Chrysler closes digital divide
Co-op money coaxes dealers to dive into search-engine marketing
Dusty Blechman, business development manager at Adventure Auto Group in Willoughby, Ohio, says his company is becoming adept at obtaining leads from its Google advertising. He says he hopes the dealership continues its digital advertising push.
In an era in which 90 percent of vehicle buyers do some shopping online, Chrysler Group in July had just one in four of its dealerships consistently advertising on Google and other search engines.
That had to improve, and it has, said Jeff Strickland, Chrysler's director of U.S. dealer relations and retail strategies.
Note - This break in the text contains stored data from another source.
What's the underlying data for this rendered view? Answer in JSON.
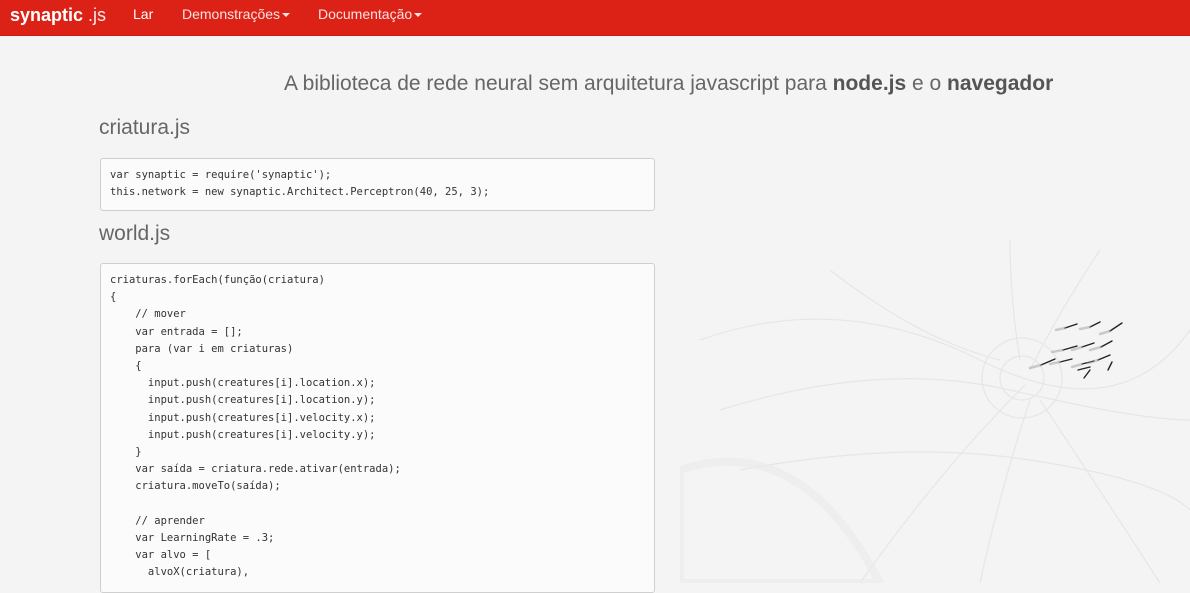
{
  "nav": {
    "brand_main": "synaptic",
    "brand_ext": ".js",
    "items": [
      {
        "label": "Lar"
      },
      {
        "label": "Demonstrações"
      },
      {
        "label": "Documentação"
      }
    ]
  },
  "hero": {
    "tagline_prefix": "A biblioteca de rede neural sem arquitetura javascript para ",
    "tagline_node": "node.js",
    "tagline_mid": " e o ",
    "tagline_browser": "navegador"
  },
  "sections": [
    {
      "title": "criatura.js",
      "code": [
        "var synaptic = require('synaptic');",
        "this.network = new synaptic.Architect.Perceptron(40, 25, 3);"
      ]
    },
    {
      "title": "world.js",
      "code": [
        "criaturas.forEach(função(criatura)",
        "{",
        "    // mover",
        "    var entrada = [];",
        "    para (var i em criaturas)",
        "    {",
        "      input.push(creatures[i].location.x);",
        "      input.push(creatures[i].location.y);",
        "      input.push(creatures[i].velocity.x);",
        "      input.push(creatures[i].velocity.y);",
        "    }",
        "    var saída = criatura.rede.ativar(entrada);",
        "    criatura.moveTo(saída);",
        "",
        "    // aprender",
        "    var LearningRate = .3;",
        "    var alvo = [",
        "      alvoX(criatura),"
      ]
    }
  ],
  "colors": {
    "navbar": "#dc2217",
    "background": "#f4f4f4"
  }
}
For comparison, General Motors says more than 95 percent of its 4,347 dealerships participate in a digital package that includes search-engine advertising.
In seven months of nudging dealers with extra co-op money, Chrysler coaxed the vast majority of the dealers at its 2,372 dealerships to experiment with search-engine marketing, Strickland said.
And they have stayed in by and large, he said, even when some of Chrysler's co-op participation in digital advertising was reduced at the end of January. The dealership count does not include Fiat.
"We're hoping dealers will dive into the pool instead of just dipping a toe in," Strickland said.
Auto retailing has been slower to adopt digital marketing than other industries, recent studies have shown. Google is a key player because two of every three visitors to dealership Web sites get there directly from clicking a link on a Google search page, the search giant said.
The Chrysler co-op program was a way to get dealers nationally to try more digital advertising as opposed to TV, radio and print, Strickland said.
When the program was started in July, only 500 to 600 Chrysler Group dealerships advertised on Google and other search engines either by buying pay-per-click links via ad word auctions or with display ads, he said.
The links appear in shaded boxes at the top and right-hand side of Google search pages and take shoppers to dealership Web sites when clicked on.
To coax dealers into the fray, Chrysler in July agreed to reimburse them for the first $30 per car sold that they spent on search-engine advertising, Strickland said. Dealers who used one of three vendors selected by Chrysler to place the advertising were eligible for the co-op payments.
The pilot worked, Strickland said. When Chrysler ended the special $30 per car digital co-op in January, 1,864 dealerships were using the program.
The pilot program also boosted dealership Web traffic, Strickland said. The dealers who participated saw their Web site traffic grow on average 14 percent over the seven months that ended Jan. 31, compared with the first six months of 2012.
Moreover, total lead count, or those visitors asking online to be contacted by the dealership, rose 11 percent on average for participating dealers.
In contrast, Chrysler dealers who didn't enroll in the program on average saw their dealership Web site traffic fall 4 percent over the seven months and total lead count from their dealership Web sites drop 17 percent, Strickland said.
As the Chrysler digital pilot progressed, Adventure Auto Group in Willoughby, Ohio, became increasingly efficient at obtaining Web site leads from its Google advertising, said Dusty Blechman, business development manager for the Chrysler, Dodge, Jeep and Ram store outside Cleveland.
About three months ago, Adventure, which also has a Subaru store, brought in approved Chrysler vendor Haystak Digital Marketing to run its search engine marketing, Blechman said.
Though decreasing its January Google spend by one-third, leads generated from Adventure's Web site jumped to 13.1 percent of total visitors in January from 7.6 percent in December. The Chrysler store sells about 125 new and used vehicles a month.
Blechman said he hopes the results are enough to convince owner Evan Fineberg to continue the digital advertising push.
Adventure historically has relied on traditional advertising to plug incentives and find new buyers, Blechman said.
Chrysler's Strickland has the same hope. Though dropping the $30 per car digital co-op, Chrysler has boosted its reimbursement for the existing co-op program, he said.
Until this month, Chrysler was fully reimbursing dealers for the first $160 per car sold that they spent on advertising and half of the second $90 per car, he said.
But to keep the momentum rolling on digital, Strickland said, Chrysler is now reimbursing dollar for dollar for advertising on the second $90 per car sold as well, for a total of $250. Chrysler also is allowing more digital services to be eligible for co-op reimbursement, Strickland said.
In addition to search-engine marketing, Chrysler also will reimburse, via co-op money, dealers who use live chat on their dealership Web sites or who use vendors that provide online content to keep dealers on the first page of Google searches directly underneath the shaded advertising.
Said Strickland: "We want them fishing where the fish are."